Serendipity is at work. Just as I was looking for a fillip to my reading, I stumbled across the Outmoded Authors project via Of Books and Bicycles. I recognised scarcely a name from the list, but I was interested to see John Galsworthy up there, since I’ve just finished reading volume one of The Forsyte Chronicles, The Forsyte Saga, and have been wondering how it came to be forgotten. So, I’m signing up for the challenge and eagerly planning a foray into Olivia Manning, and a return to Freya Stark. That will tie in nicely with this year’s vaguely military and Eastern theme, and I’ve been meaning to read Olivia Manning for years. Fortunately, I didn’t see the BBC series so my head won’t be full of pictures of Kenneth Branagh and Emma Thompson playing Guy and Harriet Pringle. I’m also returning to W Somerset Maugham and finally tackling Of Human Bondage, as well as following up on a recommendation to read the bizarrely titled The Worm Ouroboros by E W Eddison. It’s going to be a busy autumn and winter…

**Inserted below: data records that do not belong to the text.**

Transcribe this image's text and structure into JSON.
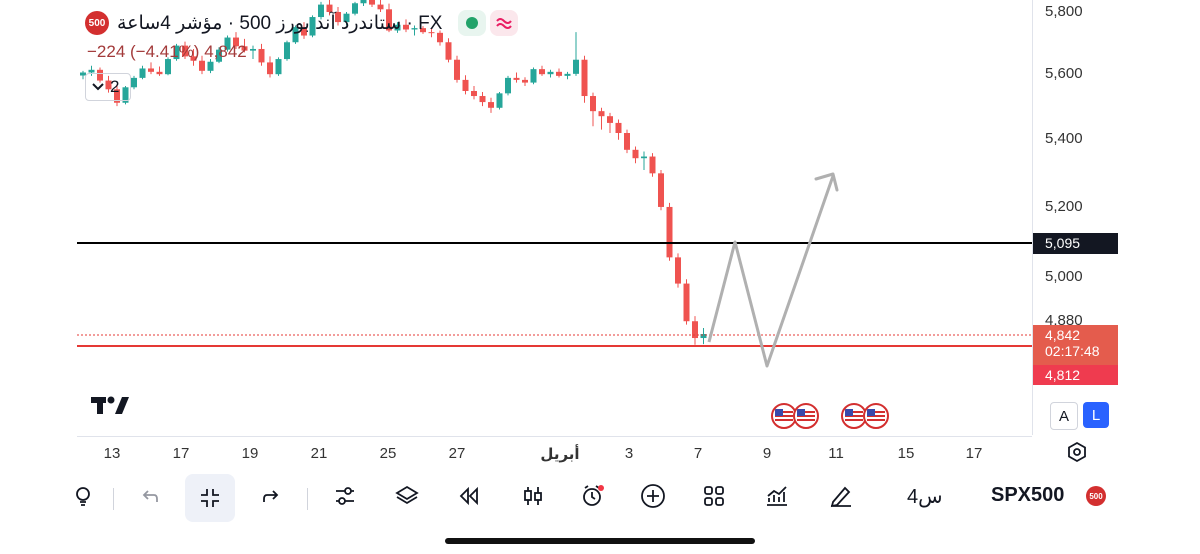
{
  "header": {
    "symbol_badge": "500",
    "title": "ستاندرد آند بورز 500 · مؤشر 4ساعة · FX",
    "change": "−224 (−4.41%) 4,842",
    "collapse_count": "2"
  },
  "price_axis": {
    "ticks": [
      "5,800",
      "5,600",
      "5,400",
      "5,200",
      "5,000",
      "4,880"
    ],
    "line_black_label": "5,095",
    "current_price_label": "4,842",
    "countdown_label": "02:17:48",
    "line_red_label": "4,812"
  },
  "time_axis": {
    "ticks": [
      "13",
      "17",
      "19",
      "21",
      "25",
      "27",
      "أبريل",
      "3",
      "7",
      "9",
      "11",
      "15",
      "17"
    ]
  },
  "scale_buttons": {
    "auto": "A",
    "log": "L"
  },
  "toolbar": {
    "interval": "4س",
    "symbol": "SPX500",
    "symbol_badge": "500"
  },
  "colors": {
    "up": "#26a69a",
    "down": "#ef5350",
    "horizontal_black": "#000000",
    "horizontal_red": "#e53935",
    "projection_arrow": "#b0b0b0",
    "accent_blue": "#2962ff"
  },
  "chart_data": {
    "type": "candlestick",
    "ylim": [
      4720,
      5860
    ],
    "hlines": [
      5095,
      4812
    ],
    "current_price": 4842,
    "series": [
      {
        "o": 5611,
        "h": 5625,
        "l": 5600,
        "c": 5620
      },
      {
        "o": 5620,
        "h": 5640,
        "l": 5610,
        "c": 5628
      },
      {
        "o": 5628,
        "h": 5635,
        "l": 5590,
        "c": 5596
      },
      {
        "o": 5596,
        "h": 5610,
        "l": 5560,
        "c": 5570
      },
      {
        "o": 5570,
        "h": 5585,
        "l": 5520,
        "c": 5530
      },
      {
        "o": 5530,
        "h": 5580,
        "l": 5525,
        "c": 5576
      },
      {
        "o": 5576,
        "h": 5610,
        "l": 5570,
        "c": 5604
      },
      {
        "o": 5604,
        "h": 5640,
        "l": 5600,
        "c": 5632
      },
      {
        "o": 5632,
        "h": 5650,
        "l": 5615,
        "c": 5622
      },
      {
        "o": 5622,
        "h": 5638,
        "l": 5610,
        "c": 5615
      },
      {
        "o": 5615,
        "h": 5665,
        "l": 5612,
        "c": 5660
      },
      {
        "o": 5660,
        "h": 5705,
        "l": 5655,
        "c": 5700
      },
      {
        "o": 5700,
        "h": 5712,
        "l": 5660,
        "c": 5668
      },
      {
        "o": 5668,
        "h": 5690,
        "l": 5640,
        "c": 5655
      },
      {
        "o": 5655,
        "h": 5670,
        "l": 5615,
        "c": 5625
      },
      {
        "o": 5625,
        "h": 5660,
        "l": 5618,
        "c": 5652
      },
      {
        "o": 5652,
        "h": 5695,
        "l": 5648,
        "c": 5688
      },
      {
        "o": 5688,
        "h": 5730,
        "l": 5682,
        "c": 5724
      },
      {
        "o": 5724,
        "h": 5740,
        "l": 5690,
        "c": 5698
      },
      {
        "o": 5698,
        "h": 5720,
        "l": 5680,
        "c": 5685
      },
      {
        "o": 5685,
        "h": 5700,
        "l": 5660,
        "c": 5690
      },
      {
        "o": 5690,
        "h": 5705,
        "l": 5640,
        "c": 5650
      },
      {
        "o": 5650,
        "h": 5668,
        "l": 5605,
        "c": 5615
      },
      {
        "o": 5615,
        "h": 5665,
        "l": 5610,
        "c": 5660
      },
      {
        "o": 5660,
        "h": 5715,
        "l": 5655,
        "c": 5710
      },
      {
        "o": 5710,
        "h": 5760,
        "l": 5705,
        "c": 5755
      },
      {
        "o": 5755,
        "h": 5770,
        "l": 5720,
        "c": 5730
      },
      {
        "o": 5730,
        "h": 5790,
        "l": 5725,
        "c": 5785
      },
      {
        "o": 5785,
        "h": 5830,
        "l": 5778,
        "c": 5822
      },
      {
        "o": 5822,
        "h": 5840,
        "l": 5790,
        "c": 5800
      },
      {
        "o": 5800,
        "h": 5815,
        "l": 5760,
        "c": 5770
      },
      {
        "o": 5770,
        "h": 5800,
        "l": 5760,
        "c": 5795
      },
      {
        "o": 5795,
        "h": 5830,
        "l": 5790,
        "c": 5826
      },
      {
        "o": 5826,
        "h": 5850,
        "l": 5818,
        "c": 5840
      },
      {
        "o": 5840,
        "h": 5850,
        "l": 5815,
        "c": 5822
      },
      {
        "o": 5822,
        "h": 5845,
        "l": 5800,
        "c": 5808
      },
      {
        "o": 5808,
        "h": 5825,
        "l": 5740,
        "c": 5745
      },
      {
        "o": 5745,
        "h": 5770,
        "l": 5738,
        "c": 5762
      },
      {
        "o": 5762,
        "h": 5778,
        "l": 5740,
        "c": 5748
      },
      {
        "o": 5748,
        "h": 5760,
        "l": 5730,
        "c": 5752
      },
      {
        "o": 5752,
        "h": 5758,
        "l": 5735,
        "c": 5740
      },
      {
        "o": 5740,
        "h": 5750,
        "l": 5725,
        "c": 5738
      },
      {
        "o": 5738,
        "h": 5745,
        "l": 5700,
        "c": 5710
      },
      {
        "o": 5710,
        "h": 5722,
        "l": 5650,
        "c": 5658
      },
      {
        "o": 5658,
        "h": 5670,
        "l": 5590,
        "c": 5598
      },
      {
        "o": 5598,
        "h": 5612,
        "l": 5555,
        "c": 5565
      },
      {
        "o": 5565,
        "h": 5580,
        "l": 5540,
        "c": 5550
      },
      {
        "o": 5550,
        "h": 5562,
        "l": 5520,
        "c": 5532
      },
      {
        "o": 5532,
        "h": 5545,
        "l": 5500,
        "c": 5515
      },
      {
        "o": 5515,
        "h": 5562,
        "l": 5510,
        "c": 5558
      },
      {
        "o": 5558,
        "h": 5610,
        "l": 5552,
        "c": 5604
      },
      {
        "o": 5604,
        "h": 5620,
        "l": 5590,
        "c": 5598
      },
      {
        "o": 5598,
        "h": 5606,
        "l": 5580,
        "c": 5590
      },
      {
        "o": 5590,
        "h": 5635,
        "l": 5585,
        "c": 5630
      },
      {
        "o": 5630,
        "h": 5640,
        "l": 5610,
        "c": 5615
      },
      {
        "o": 5615,
        "h": 5628,
        "l": 5605,
        "c": 5622
      },
      {
        "o": 5622,
        "h": 5632,
        "l": 5605,
        "c": 5610
      },
      {
        "o": 5610,
        "h": 5622,
        "l": 5600,
        "c": 5616
      },
      {
        "o": 5616,
        "h": 5740,
        "l": 5610,
        "c": 5658
      },
      {
        "o": 5658,
        "h": 5670,
        "l": 5530,
        "c": 5550
      },
      {
        "o": 5550,
        "h": 5560,
        "l": 5460,
        "c": 5505
      },
      {
        "o": 5505,
        "h": 5515,
        "l": 5450,
        "c": 5490
      },
      {
        "o": 5490,
        "h": 5500,
        "l": 5440,
        "c": 5470
      },
      {
        "o": 5470,
        "h": 5480,
        "l": 5420,
        "c": 5440
      },
      {
        "o": 5440,
        "h": 5450,
        "l": 5380,
        "c": 5390
      },
      {
        "o": 5390,
        "h": 5400,
        "l": 5350,
        "c": 5365
      },
      {
        "o": 5365,
        "h": 5385,
        "l": 5330,
        "c": 5370
      },
      {
        "o": 5370,
        "h": 5380,
        "l": 5310,
        "c": 5320
      },
      {
        "o": 5320,
        "h": 5330,
        "l": 5210,
        "c": 5220
      },
      {
        "o": 5220,
        "h": 5232,
        "l": 5060,
        "c": 5070
      },
      {
        "o": 5070,
        "h": 5082,
        "l": 4980,
        "c": 4992
      },
      {
        "o": 4992,
        "h": 5005,
        "l": 4870,
        "c": 4880
      },
      {
        "o": 4880,
        "h": 4895,
        "l": 4810,
        "c": 4830
      },
      {
        "o": 4830,
        "h": 4860,
        "l": 4812,
        "c": 4842
      }
    ]
  }
}
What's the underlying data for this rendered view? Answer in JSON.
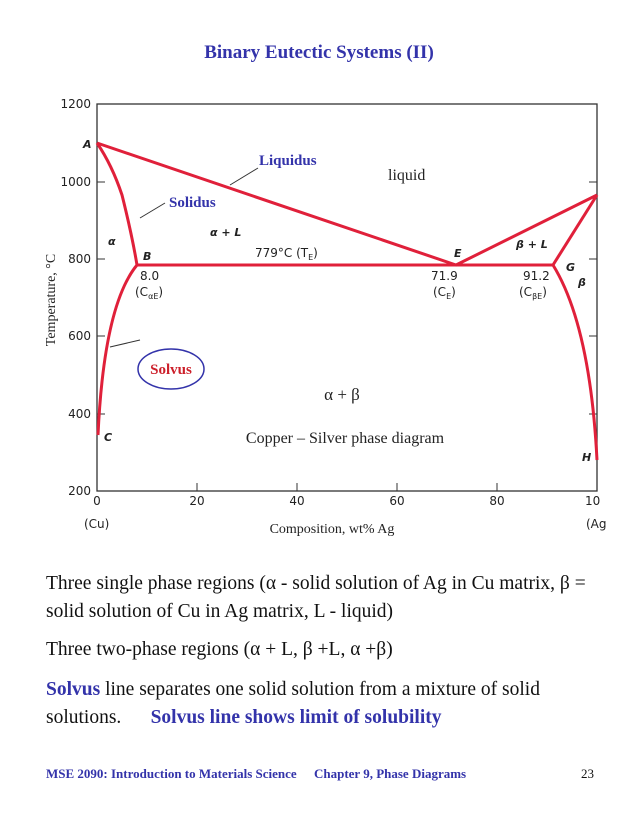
{
  "header": {
    "title": "Binary Eutectic Systems (II)"
  },
  "diagram": {
    "y_label": "Temperature, °C",
    "x_label": "Composition, wt% Ag",
    "yticks": [
      "200",
      "400",
      "600",
      "800",
      "1000",
      "1200"
    ],
    "xticks": [
      "0",
      "20",
      "40",
      "60",
      "80",
      "10"
    ],
    "x_ends": [
      "(Cu)",
      "(Ag"
    ],
    "points": [
      "A",
      "B",
      "C",
      "E",
      "G",
      "H"
    ],
    "phases": [
      "α",
      "β",
      "α + L",
      "β + L"
    ],
    "eutectic": "779°C (T",
    "eutectic_sub": "E",
    "compositions": [
      {
        "value": "8.0",
        "label": "(C",
        "sub": "αE"
      },
      {
        "value": "71.9",
        "label": "(C",
        "sub": "E"
      },
      {
        "value": "91.2",
        "label": "(C",
        "sub": "βE"
      }
    ],
    "annotations": {
      "liquidus": "Liquidus",
      "solidus": "Solidus",
      "liquid": "liquid",
      "solvus": "Solvus",
      "two_phase": "α + β",
      "caption": "Copper – Silver phase diagram"
    }
  },
  "body": {
    "p1": "Three single phase regions (α - solid solution of Ag in Cu matrix,  β = solid solution of Cu in Ag matrix, L - liquid)",
    "p2": "Three two-phase regions (α + L, β +L, α +β)",
    "p3_term": "Solvus",
    "p3": " line separates one solid solution from a mixture of solid solutions.",
    "p3_emph": "Solvus line shows limit of solubility"
  },
  "footer": {
    "course": "MSE 2090: Introduction to Materials Science",
    "chapter": "Chapter 9, Phase Diagrams",
    "page": "23"
  }
}
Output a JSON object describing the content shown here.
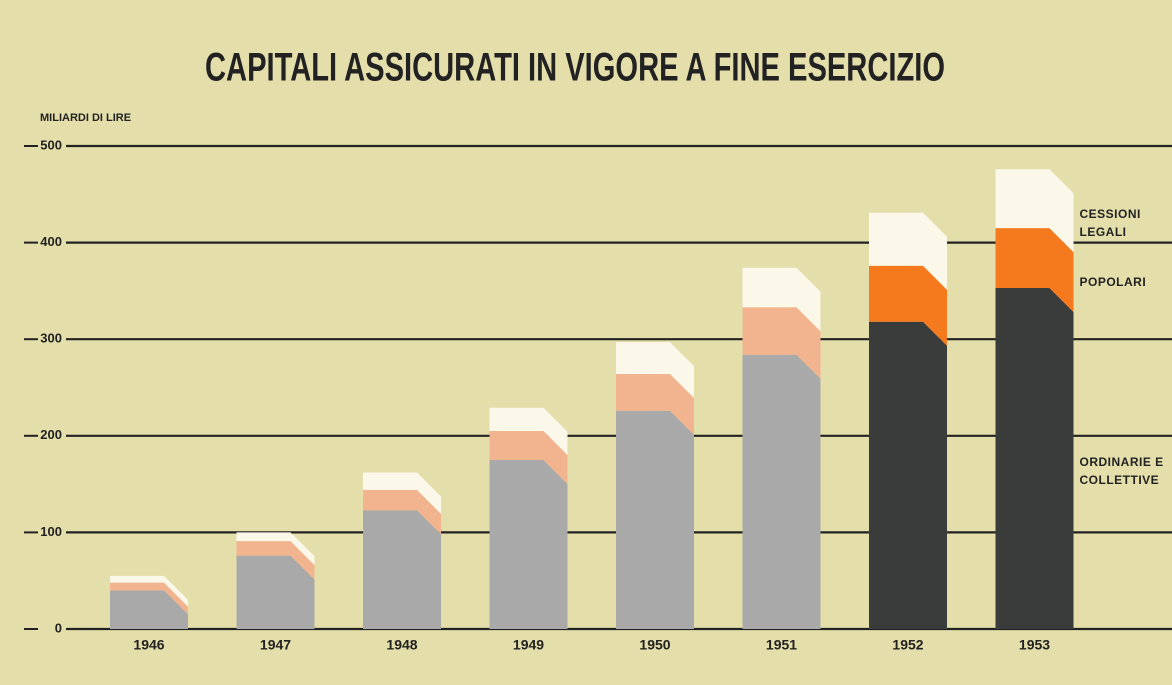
{
  "chart_data": {
    "type": "stacked_bar",
    "title": "CAPITALI ASSICURATI IN VIGORE A FINE ESERCIZIO",
    "y_label": "MILIARDI DI LIRE",
    "categories": [
      "1946",
      "1947",
      "1948",
      "1949",
      "1950",
      "1951",
      "1952",
      "1953"
    ],
    "series": [
      {
        "name": "ORDINARIE E COLLETTIVE",
        "values": [
          40,
          76,
          123,
          175,
          226,
          284,
          318,
          353
        ],
        "colors": [
          "#a9a9a9",
          "#a9a9a9",
          "#a9a9a9",
          "#a9a9a9",
          "#a9a9a9",
          "#a9a9a9",
          "#3a3b3b",
          "#3a3b3b"
        ]
      },
      {
        "name": "POPOLARI",
        "values": [
          8,
          15,
          21,
          30,
          38,
          49,
          58,
          62
        ],
        "colors": [
          "#f1b48e",
          "#f1b48e",
          "#f1b48e",
          "#f1b48e",
          "#f1b48e",
          "#f1b48e",
          "#f57a1e",
          "#f57a1e"
        ]
      },
      {
        "name": "CESSIONI LEGALI",
        "values": [
          7,
          9,
          18,
          24,
          33,
          41,
          55,
          61
        ],
        "colors": [
          "#fbf8ea",
          "#fbf8ea",
          "#fbf8ea",
          "#fbf8ea",
          "#fbf8ea",
          "#fbf8ea",
          "#fbf8ea",
          "#fbf8ea"
        ]
      }
    ],
    "ylim": [
      0,
      500
    ],
    "yticks": [
      0,
      100,
      200,
      300,
      400,
      500
    ],
    "grid": true
  }
}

A couple of days ago my Amazon delivery arrived, a paltry three books it’s true, but each of them much anticipated. Seizing on the excuse not to go to the gym, I raced home to gloat over my treasures, and was soon a few pages into At Mrs Lippincote’s. I owe the Persephone Readers at LibraryThing a nod for that one, since Elizabeth Taylor’s appearance in our most popular author list alerted me to her existence, and friendly recommendations to the absolute necessity of purchase.
In this case, a wife (Julia) joins her husband (Roddy), who is stationed outside London and is a non-combatant RAF officer. They move into a house belonging to Mrs Lippincote, who has removed herself and her daughter to an hotel. The house is full of her possessions so that her letters, photographs, silverware and china insinuate her watchful presence on the interlopers.
Roddy married Julia thinking that he could help her to ‘grow up’, by which he seems to mean grow into the sort of woman who will put him at the centre of her life, preferably on a pedestal. Julia, to his mind, is a less than ideal wife for an officer, with no notion of RAF hierarchy or appropriate behaviour. Julia, despite coming from a ‘reading, drinking… weeping family’, faces life and her husband’s shortcomings with a matter-of-fact air that baffles and unsettles him. ‘He did not want to be reckoned at his own worth.’ Complicating their domestic life is Roddy’s cousin, Eleanor, who lives with them and who has been in love with Roddy since childhood. She is jealous of Julia, in awe of Roddy and unloved by both of them. Each of the three is keeping some sort of secret from the others, but there is no great explosion at the end, more an awkward untangling of words and small actions.
It was a quick read and one of my favourite types of book: the ostensibly domestic story that has far more depth than appears because of the universality of its themes. I’ll certainly be reading more of Elizabeth Taylor.